The elevator doors slide open with a soft chime, releasing a wave of conversation, clinking glasses, and the rich aroma of seared meat and butter. The soft elegance of the restaurant unfolds before us. A hostess with a sleek ponytail gives us a practiced smile as we step forward. Before I can even speak, Evan's phone vibrates against his hip and he answers immediately.

"Yeah?" His tone is clipped and distracted as he motions for me to go ahead with a flick of his wrist, already absorbed in whatever urgent crisis the financial world has thrown at him.

I should've just stayed home, curled up on my couch with pasta that doesn't cost half my paycheck.
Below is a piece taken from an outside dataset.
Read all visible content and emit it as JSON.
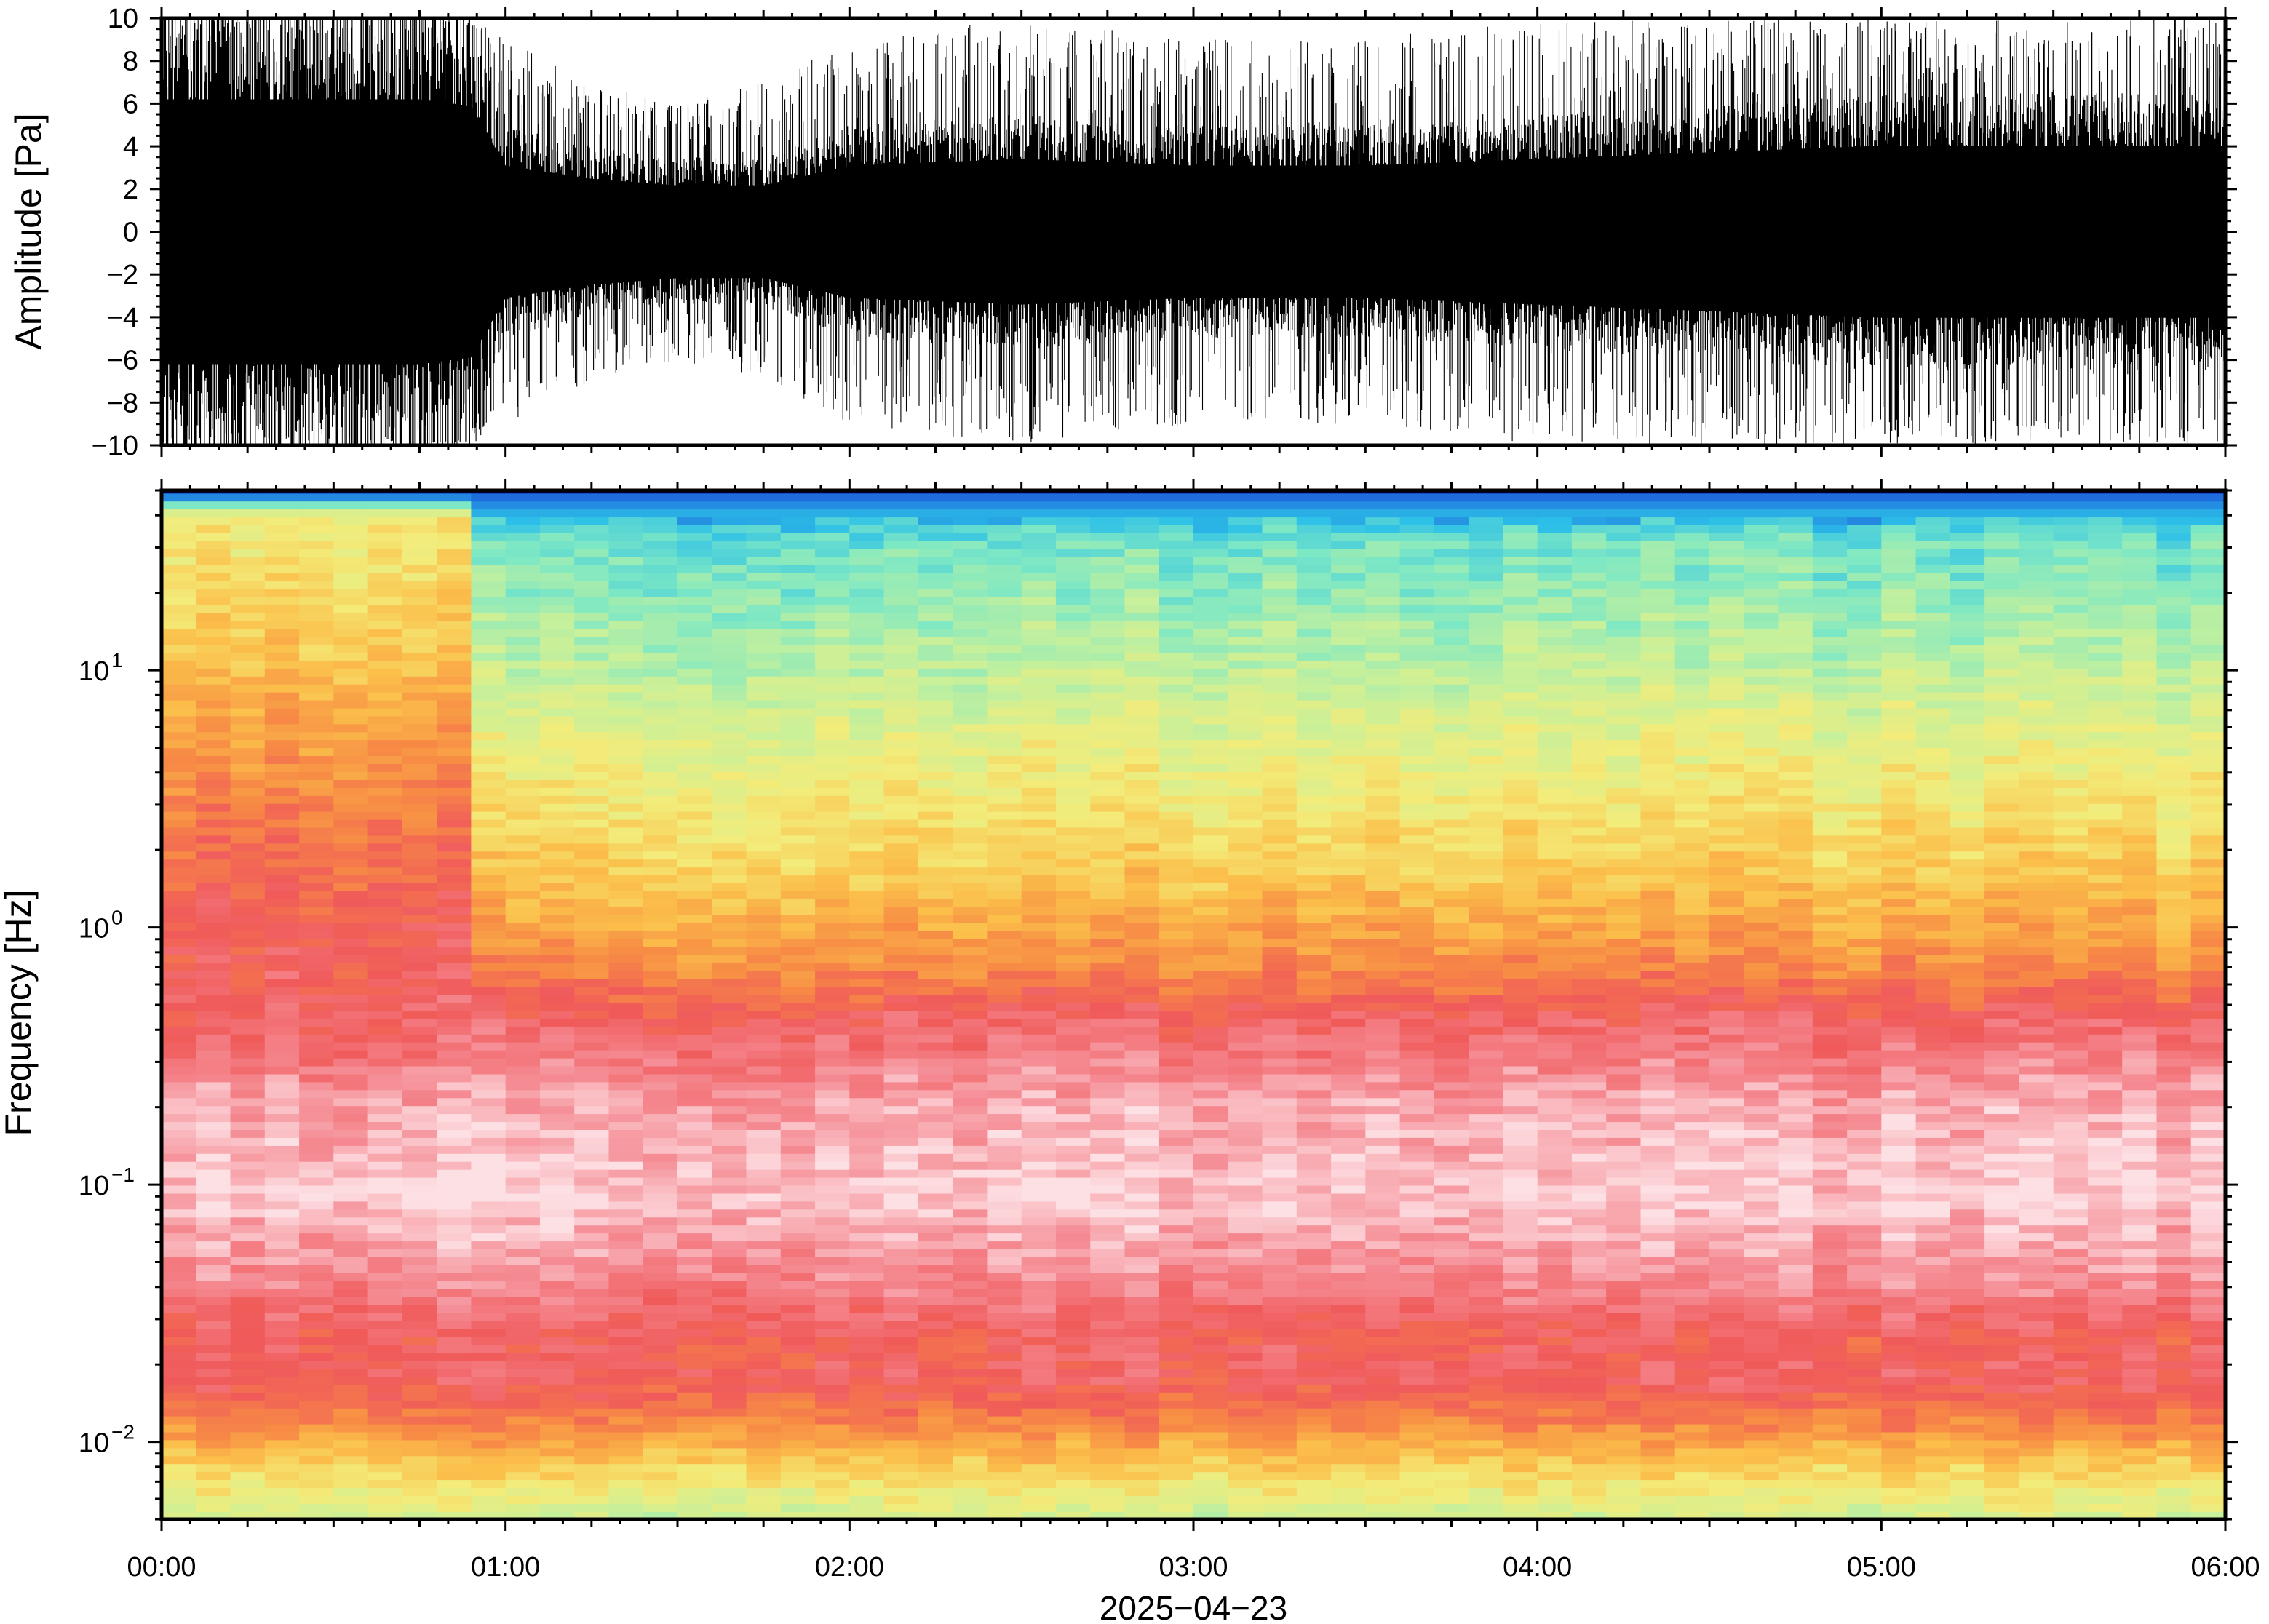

The restaurant is one of those overpriced steakhouses that thinks mood lighting means customers should barely be able to see their food. I blink repeatedly, adjusting to the low lighting as we follow the hostess to our table, my heels sinking into plush carpet with each step. We're surrounded by rich mahogany paneling, deep red leather booths worn smooth by years of expensive suits, and walls lined with backlit liquor bottles that cast amber shadows across old-money ambience. The air is thick with the scent of aged scotch and expensive cologne. If you squint, you can almost see the ghost of Gordon Gekko and his Wall Street cronies smoking cigars in the corner.